A Summer of Firsts, a Summer of Shehecheyanu Moments
I’m continually amazed by the way Jewish ritual has a way of lifting up everyday moments and making them holy here at Jewish summer camp. At the end of a long day at home, we could simply say goodnight. Instead, at URJ Camp Harlam – the Reform camp in Kunkletown, PA, where I serve as the director – we wrap our arms around one another, gaze up at the stars in the sky, and sing the Sh’ma and Hashkiveinu, praying to be able to lie down in peace at night and return to life the next day.
Another ritual that lifts up a moment in time to make it holy is when we recite the Shehecheyanu – the blessing we recite the first time you do something, giving thanks for being able to reach that moment in time and marking the moment as full of joy.
Each summer, each of us at camp has the opportunity to do something new, to accomplish something for the very first time, to say the Shehecheyanu. It may be the first time you see the beauty of a shooting star in the dark night sky or the first time you gather the courage to climb the tower or ride the zip line. There will be the first time the sky opens up and rain begins to fall and you’re stuck, laughing and soaking wet, inside a building when the lights go off. There will be your first letter from home, your first cold shower in the bunk after the hot water has been used up, the first firefly that lands on your arm during an evening program.
And because you’re at camp, these moments, good or bad, will help shape you. You will learn and you will grow, and you will become the best version of yourself.
And, because at camp we celebrate that Judaism has the power to lift up these moments and make them holy, you will experience these as Shehecheyanu moments. Moments where you lose your breath because each second just feels so full of meaning, and so important, and so incredibly special.
For me, this has certainly been a summer of firsts. The first week of camp alone was filled with firsts: My first opening day as the new director of camp, my first opportunity to address camp at our opening pep rally, and my first time almost being kidnapped (don’t worry, that was just one of our evening programs!)
There are a few firsts for me this summer, however, that hold special meaning. I have the honor of being named the first female director of URJ Camp Harlam. To be a woman empowered to lead such an incredible organization, with a storied history, many generations of stakeholders, and so many opportunities and complexities, humbles me and makes me incredibly proud.
At the beginning of the summer, I was surprised by female leadership team members who had created a Jewish ritual to celebrate this first - all while wearing shirts that said "The future is female." To hear from these incredible women that I serve as a female role model, and to sing Shehecheyanu with our arms around one another, validated all the effort I have put in, all of the long hours away from my own family. It reminded me of how lucky I am to work with such incredibly strong young women. I told them: It is the present that is female, and this moment in Camp Harlam’s history would not have been possible without so many strong women and allies who have been the first to do great things.

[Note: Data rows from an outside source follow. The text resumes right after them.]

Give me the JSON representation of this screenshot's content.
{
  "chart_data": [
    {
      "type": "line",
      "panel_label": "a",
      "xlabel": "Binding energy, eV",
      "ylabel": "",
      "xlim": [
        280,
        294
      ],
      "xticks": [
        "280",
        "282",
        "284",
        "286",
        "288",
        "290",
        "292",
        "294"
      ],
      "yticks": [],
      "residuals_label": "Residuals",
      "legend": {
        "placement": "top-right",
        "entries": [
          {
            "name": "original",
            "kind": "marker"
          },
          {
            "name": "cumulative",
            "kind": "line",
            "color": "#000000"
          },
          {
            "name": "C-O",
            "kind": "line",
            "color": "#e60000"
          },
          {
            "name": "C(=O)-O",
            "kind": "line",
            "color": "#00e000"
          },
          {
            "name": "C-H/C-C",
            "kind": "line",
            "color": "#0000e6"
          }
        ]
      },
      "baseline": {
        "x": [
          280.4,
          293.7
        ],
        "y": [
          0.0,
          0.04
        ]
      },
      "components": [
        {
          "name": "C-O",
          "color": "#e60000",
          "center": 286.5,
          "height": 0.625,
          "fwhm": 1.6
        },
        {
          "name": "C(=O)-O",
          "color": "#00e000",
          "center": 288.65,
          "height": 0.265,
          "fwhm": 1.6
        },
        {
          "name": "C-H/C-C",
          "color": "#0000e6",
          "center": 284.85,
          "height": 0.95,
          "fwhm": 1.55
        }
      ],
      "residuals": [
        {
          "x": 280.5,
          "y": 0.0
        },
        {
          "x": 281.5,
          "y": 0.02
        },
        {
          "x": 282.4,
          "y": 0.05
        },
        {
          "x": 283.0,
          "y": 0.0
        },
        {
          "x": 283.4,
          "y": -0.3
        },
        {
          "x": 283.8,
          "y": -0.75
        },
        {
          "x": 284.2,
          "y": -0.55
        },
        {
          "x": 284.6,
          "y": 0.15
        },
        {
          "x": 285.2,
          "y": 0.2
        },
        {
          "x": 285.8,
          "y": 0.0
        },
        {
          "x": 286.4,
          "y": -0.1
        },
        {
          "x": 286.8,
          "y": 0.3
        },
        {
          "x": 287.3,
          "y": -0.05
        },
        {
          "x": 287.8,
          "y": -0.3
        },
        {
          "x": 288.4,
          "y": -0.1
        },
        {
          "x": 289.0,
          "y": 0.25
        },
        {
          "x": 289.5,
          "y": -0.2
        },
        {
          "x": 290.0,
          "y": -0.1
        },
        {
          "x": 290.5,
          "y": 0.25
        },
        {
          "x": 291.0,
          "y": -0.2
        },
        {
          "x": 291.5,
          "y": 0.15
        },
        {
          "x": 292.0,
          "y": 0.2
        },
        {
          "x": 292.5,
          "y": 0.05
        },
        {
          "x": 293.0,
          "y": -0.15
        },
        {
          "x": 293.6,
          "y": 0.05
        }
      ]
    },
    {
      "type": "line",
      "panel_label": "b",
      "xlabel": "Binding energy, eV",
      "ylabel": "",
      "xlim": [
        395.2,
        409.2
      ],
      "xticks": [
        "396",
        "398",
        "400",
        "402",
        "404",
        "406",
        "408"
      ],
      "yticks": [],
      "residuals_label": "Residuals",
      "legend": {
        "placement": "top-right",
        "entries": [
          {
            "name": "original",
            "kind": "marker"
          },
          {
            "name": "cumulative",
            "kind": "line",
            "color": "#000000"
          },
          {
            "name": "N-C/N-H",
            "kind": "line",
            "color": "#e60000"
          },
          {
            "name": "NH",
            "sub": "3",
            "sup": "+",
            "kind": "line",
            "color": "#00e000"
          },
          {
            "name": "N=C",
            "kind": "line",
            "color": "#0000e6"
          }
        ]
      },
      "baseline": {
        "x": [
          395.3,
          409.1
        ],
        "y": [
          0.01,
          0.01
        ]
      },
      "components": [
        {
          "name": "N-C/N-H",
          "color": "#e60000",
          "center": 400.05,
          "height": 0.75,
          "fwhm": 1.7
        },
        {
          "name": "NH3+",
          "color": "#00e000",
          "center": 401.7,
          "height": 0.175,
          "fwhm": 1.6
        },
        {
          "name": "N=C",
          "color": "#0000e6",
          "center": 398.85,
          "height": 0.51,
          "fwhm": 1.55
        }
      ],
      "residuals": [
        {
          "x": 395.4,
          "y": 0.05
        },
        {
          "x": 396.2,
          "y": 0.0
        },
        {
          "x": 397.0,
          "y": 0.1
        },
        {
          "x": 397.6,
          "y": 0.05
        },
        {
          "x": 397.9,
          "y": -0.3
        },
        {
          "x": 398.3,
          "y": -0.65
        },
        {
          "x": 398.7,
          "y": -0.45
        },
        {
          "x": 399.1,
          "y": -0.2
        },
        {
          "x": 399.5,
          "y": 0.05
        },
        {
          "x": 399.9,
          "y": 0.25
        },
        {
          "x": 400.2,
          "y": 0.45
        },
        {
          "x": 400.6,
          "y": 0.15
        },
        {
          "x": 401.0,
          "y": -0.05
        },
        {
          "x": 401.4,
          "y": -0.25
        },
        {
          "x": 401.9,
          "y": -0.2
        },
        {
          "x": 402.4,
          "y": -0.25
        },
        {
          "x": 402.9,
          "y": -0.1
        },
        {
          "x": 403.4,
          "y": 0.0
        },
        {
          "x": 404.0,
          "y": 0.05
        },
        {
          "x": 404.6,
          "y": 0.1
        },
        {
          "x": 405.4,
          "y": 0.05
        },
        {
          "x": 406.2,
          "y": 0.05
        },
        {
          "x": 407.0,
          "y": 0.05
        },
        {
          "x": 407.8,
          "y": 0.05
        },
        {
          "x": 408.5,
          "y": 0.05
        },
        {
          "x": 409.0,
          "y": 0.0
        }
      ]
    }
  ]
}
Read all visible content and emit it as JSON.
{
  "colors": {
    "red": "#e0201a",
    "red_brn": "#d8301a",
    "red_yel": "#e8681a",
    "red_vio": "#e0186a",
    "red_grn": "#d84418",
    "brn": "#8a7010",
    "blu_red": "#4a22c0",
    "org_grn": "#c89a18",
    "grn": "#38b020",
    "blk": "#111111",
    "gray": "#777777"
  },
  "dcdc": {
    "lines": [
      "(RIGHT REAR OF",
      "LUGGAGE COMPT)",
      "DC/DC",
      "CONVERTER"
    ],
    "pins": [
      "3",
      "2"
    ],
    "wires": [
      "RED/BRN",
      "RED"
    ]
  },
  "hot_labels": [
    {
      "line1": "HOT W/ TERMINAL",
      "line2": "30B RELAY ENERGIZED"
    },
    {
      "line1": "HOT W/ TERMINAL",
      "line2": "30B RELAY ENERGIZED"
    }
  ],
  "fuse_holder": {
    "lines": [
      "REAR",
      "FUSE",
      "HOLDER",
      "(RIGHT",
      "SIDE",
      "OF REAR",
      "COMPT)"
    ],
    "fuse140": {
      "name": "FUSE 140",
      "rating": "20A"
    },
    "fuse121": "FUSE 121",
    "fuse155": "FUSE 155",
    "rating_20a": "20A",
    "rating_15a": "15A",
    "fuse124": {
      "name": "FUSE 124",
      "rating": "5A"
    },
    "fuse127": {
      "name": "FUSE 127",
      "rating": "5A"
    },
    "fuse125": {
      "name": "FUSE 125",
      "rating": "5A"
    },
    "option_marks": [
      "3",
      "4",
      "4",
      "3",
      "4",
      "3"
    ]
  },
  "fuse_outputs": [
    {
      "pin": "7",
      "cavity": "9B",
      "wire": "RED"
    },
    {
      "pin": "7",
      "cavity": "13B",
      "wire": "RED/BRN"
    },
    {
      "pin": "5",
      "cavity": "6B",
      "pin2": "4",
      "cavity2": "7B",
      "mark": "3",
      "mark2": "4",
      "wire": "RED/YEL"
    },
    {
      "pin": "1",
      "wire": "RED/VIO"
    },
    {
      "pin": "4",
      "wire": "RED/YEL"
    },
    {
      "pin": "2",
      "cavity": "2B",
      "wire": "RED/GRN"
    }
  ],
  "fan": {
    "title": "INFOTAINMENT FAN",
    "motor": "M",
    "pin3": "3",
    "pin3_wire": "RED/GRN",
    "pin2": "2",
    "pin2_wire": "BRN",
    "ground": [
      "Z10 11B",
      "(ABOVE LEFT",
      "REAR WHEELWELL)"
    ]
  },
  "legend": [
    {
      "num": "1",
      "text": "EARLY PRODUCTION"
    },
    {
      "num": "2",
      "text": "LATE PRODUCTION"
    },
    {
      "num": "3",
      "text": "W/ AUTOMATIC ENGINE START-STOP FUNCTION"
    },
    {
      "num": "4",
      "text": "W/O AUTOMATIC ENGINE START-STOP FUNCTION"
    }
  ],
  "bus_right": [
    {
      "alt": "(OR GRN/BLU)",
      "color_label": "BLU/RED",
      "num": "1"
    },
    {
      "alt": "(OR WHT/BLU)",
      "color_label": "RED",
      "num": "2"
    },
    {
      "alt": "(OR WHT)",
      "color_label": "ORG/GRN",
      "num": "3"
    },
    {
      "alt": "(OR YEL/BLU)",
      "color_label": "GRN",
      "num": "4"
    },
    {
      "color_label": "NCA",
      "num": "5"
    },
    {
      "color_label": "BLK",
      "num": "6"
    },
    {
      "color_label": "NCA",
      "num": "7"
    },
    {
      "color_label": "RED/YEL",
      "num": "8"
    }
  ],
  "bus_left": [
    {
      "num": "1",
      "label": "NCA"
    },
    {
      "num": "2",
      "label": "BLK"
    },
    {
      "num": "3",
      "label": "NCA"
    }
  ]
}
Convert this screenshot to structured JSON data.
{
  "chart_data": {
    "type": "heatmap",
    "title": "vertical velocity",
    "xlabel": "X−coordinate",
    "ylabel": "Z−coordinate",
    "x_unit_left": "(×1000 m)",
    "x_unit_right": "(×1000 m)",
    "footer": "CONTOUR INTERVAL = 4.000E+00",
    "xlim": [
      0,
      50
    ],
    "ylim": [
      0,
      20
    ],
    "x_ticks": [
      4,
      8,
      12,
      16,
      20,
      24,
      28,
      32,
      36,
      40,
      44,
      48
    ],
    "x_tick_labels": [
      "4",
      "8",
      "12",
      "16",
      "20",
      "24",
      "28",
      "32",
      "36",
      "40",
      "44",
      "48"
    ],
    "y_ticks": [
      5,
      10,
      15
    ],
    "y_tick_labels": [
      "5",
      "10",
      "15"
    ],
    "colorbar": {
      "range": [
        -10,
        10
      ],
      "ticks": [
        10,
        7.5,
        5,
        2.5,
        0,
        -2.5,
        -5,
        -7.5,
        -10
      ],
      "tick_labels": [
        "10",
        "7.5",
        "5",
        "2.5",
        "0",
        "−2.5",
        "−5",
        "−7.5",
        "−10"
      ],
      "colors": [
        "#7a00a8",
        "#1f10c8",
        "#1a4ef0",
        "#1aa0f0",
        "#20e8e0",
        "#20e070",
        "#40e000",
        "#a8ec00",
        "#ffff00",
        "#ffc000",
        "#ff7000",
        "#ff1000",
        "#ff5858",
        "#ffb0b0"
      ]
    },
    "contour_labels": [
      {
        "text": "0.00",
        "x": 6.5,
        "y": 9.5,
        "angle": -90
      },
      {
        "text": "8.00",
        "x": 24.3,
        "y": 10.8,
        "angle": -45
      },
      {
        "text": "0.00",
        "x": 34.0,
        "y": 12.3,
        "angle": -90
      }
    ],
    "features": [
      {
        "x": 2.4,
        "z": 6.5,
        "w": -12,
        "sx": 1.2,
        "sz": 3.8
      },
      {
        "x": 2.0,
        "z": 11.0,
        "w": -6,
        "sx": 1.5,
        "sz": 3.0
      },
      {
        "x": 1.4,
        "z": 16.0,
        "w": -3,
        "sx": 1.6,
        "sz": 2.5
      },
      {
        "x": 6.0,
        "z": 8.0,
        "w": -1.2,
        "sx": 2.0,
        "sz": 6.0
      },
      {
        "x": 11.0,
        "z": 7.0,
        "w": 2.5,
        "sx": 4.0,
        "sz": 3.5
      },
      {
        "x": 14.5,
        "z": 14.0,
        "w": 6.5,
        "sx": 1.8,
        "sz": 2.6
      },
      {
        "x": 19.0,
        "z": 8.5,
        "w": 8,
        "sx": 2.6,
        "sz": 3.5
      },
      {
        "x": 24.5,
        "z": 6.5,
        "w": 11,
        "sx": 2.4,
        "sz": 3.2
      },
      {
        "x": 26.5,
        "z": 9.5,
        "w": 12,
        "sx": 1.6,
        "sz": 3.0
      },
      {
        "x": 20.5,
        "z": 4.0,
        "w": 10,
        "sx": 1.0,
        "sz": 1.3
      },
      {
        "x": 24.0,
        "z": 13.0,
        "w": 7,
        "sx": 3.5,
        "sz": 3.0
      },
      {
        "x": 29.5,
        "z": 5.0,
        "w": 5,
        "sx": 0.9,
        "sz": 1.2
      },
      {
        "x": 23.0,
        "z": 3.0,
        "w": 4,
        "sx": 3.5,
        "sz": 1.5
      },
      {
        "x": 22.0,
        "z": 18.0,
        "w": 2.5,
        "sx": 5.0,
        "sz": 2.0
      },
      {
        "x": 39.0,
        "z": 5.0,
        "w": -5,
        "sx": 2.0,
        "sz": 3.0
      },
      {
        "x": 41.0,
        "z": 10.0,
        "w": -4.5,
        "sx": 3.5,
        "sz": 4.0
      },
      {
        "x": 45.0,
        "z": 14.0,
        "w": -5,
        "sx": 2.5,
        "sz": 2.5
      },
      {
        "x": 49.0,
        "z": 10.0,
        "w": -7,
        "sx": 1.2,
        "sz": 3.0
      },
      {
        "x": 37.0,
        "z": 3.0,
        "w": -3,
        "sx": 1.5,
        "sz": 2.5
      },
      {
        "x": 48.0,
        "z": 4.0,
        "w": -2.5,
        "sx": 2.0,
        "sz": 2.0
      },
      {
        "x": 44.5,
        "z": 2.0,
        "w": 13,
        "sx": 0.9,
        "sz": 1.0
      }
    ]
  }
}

I’m also the first alumni to become the director of Camp Harlam, and it is remarkable to me that I have the privilege to follow in the footsteps of the directors who came before me. I recall my own first summer as a camper and my own first Shabbat, first friendship, first kiss, and so many other firsts that led me here.
I recall being a cabin counselor 20 years ago, being overwhelmed during those first few days learning how to connect with kids, how to be a confident leader, and being stretched by the challenges presented here. And I recall the thrill of returning to camp as a professional staff member 15 years later, feeling so incredibly supported and inspired.
I want this summer to be filled with firsts, those Shehecheyanu moments, for every camper. I tell them: Collect these moments. Seek them out. Take advantage of the open and safe world constructed at camp so you can push yourself to try something new. Reach out to new people. Take risks you might not have imagined yourself taking. Hold someone’s hand as you walk down the hill for the first time. Dance in circles while you sing a new song at the top of your lungs. Look up to find that first falling star.
Here, these moments are holy. Here, these moments are elevated. Here, firsts will be forever imprinted on your memory, and on your heart – and they will undoubtedly help to create the best version of you.